Roberto Sierra sees graffiti’s ‘ephemeral images’ and bold colors as the work of four saxophonists Doodle IIperformed by the PRISM Quartet.

in the field 2021 Pulitzer Prize winner Tania León couldn’t get ready in time for Sunday’s concert. The Cuban-American writer took a walk in Philadelphia with a loop of songs inspired by Carlos Pintado, and her work is now scheduled to premiere next season with the Curtis Institute’s 20/21 Ensemble.

“Choosing a composer is a big deal and a rigorous process,” said Linda Reichert, president of the Music Foundation. The Society asked 11 nominees to recommend 8 to 10 composers representing various styles. Each of the 104 suggested composers was then invited to submit two sample pieces for screening for craftsmanship, style and “a very powerful compositional voice,” Reichert said.

After receiving 48 submissions, a panel of Philadelphia-area composers and musicians reviewed the scores without being told the names of the composers and narrowed it down to four. Composers were instructed to write new compositions that reflected a certain Philadelphia theme.

Bringing new works to audiences is something the Music Foundation has been doing since its inception. Formed in 1820, the group is Philadelphia’s leading musical performer, with touring artists at the Music Foundation Hall – Charles Dickens, pianist Louis Moreau Gottschack and “Swedish Nightingale” Jenny Lin Germany et al.

After a period of decline, the lobby on Locust Street near Eighth Street was sold to a developer for $25,000 by the Philadelphia Redevelopment Authority in 1980 and converted into condos. The building retains its historic (though not original) appearance. Today, the Music Fund Association supports musicians and the music industry through its grants and awards.

No Philadelphia composer was ultimately selected for the Society’s Bicentennial Committee, although Thomas did have important ties to the city in the past. Her husband, composer Bernard Rands, was composer-in-residence with the Philadelphia Orchestra in the 1990s. Soon after, she held the same role with the Chicago Symphony Orchestra.

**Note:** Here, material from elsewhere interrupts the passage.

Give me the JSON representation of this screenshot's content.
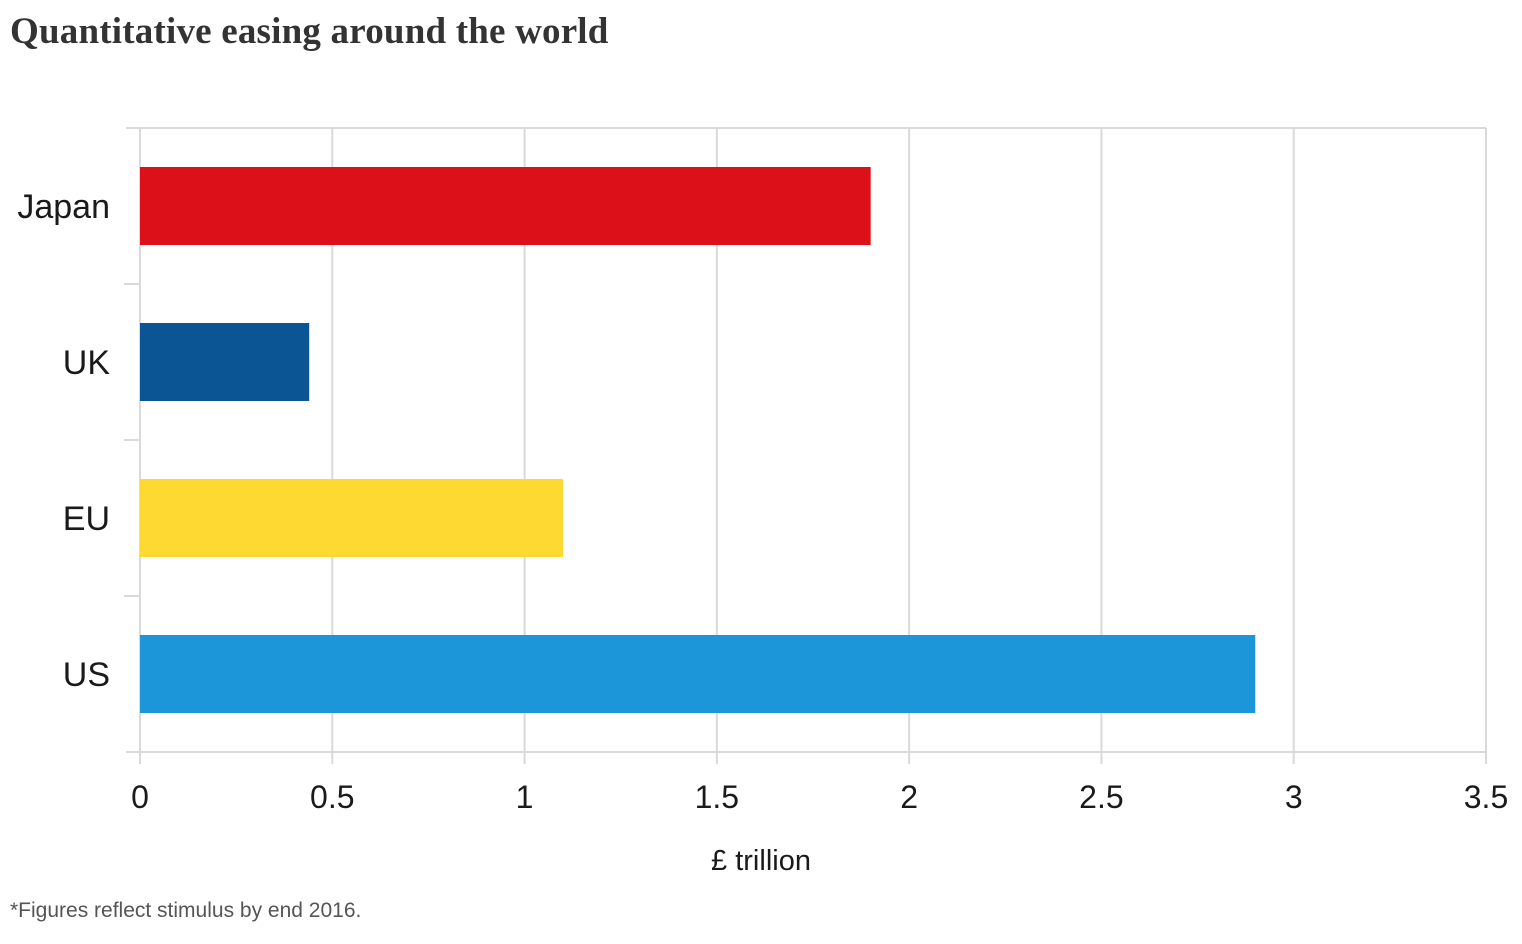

“We had an apartment in Academy House for seven or eight years. We lived there, but I was commuting to Eastman,” she said, referring to the respected music school in Rochester, N.Y.

Zagar had a presence in Philadelphia at the time—he was one of the pioneers of the South Street revival in the 1960s—and his work could be found all over the city. Thomas remembers seeing it in her Philadelphia days and was recently inspired by an online virtual tour of the Enchanted Garden.

The first movement of Thomas’s work is called “Scherzo”, which uses a mosaic-like theme, the instruments echo each other, and the theme undergoes a series of changes. “The changes are very imaginative. They’re short, but you never know what I’m going to do next, and it’s like a magic garden because you turn a corner and you don’t know what you’re going to see,” Thomas said.

“Ritual,” the second movement, has a spiritual feel that Thomas has embedded in the movement, “almost like you’re trying to capture the whole vibe of a man who has spent his life creating this work and many others that Mr. Zagar has created in Philadelphia and all around the world.”

Thomas said the Enchanted Garden fascinated her with its “intricate, fantastical and handcrafted pieces, where every little piece fits perfectly with the artist’s hand” [aspect], and a ton of different kinds of things floating around. “

She says the place has color, talent, willfulness, and even humor.

“However, it’s also a very serious place, the Enchanted Garden, and in a sense it’s a huge piece of art of epic proportions.”

Three of the Music Fund Society’s four bicentennial commissions will be staged at the Perelman Theatre, Broad Street and Spruce Street on Sunday at 3pm. Tickets are $30. pcmsconcerts.org215-569-8080.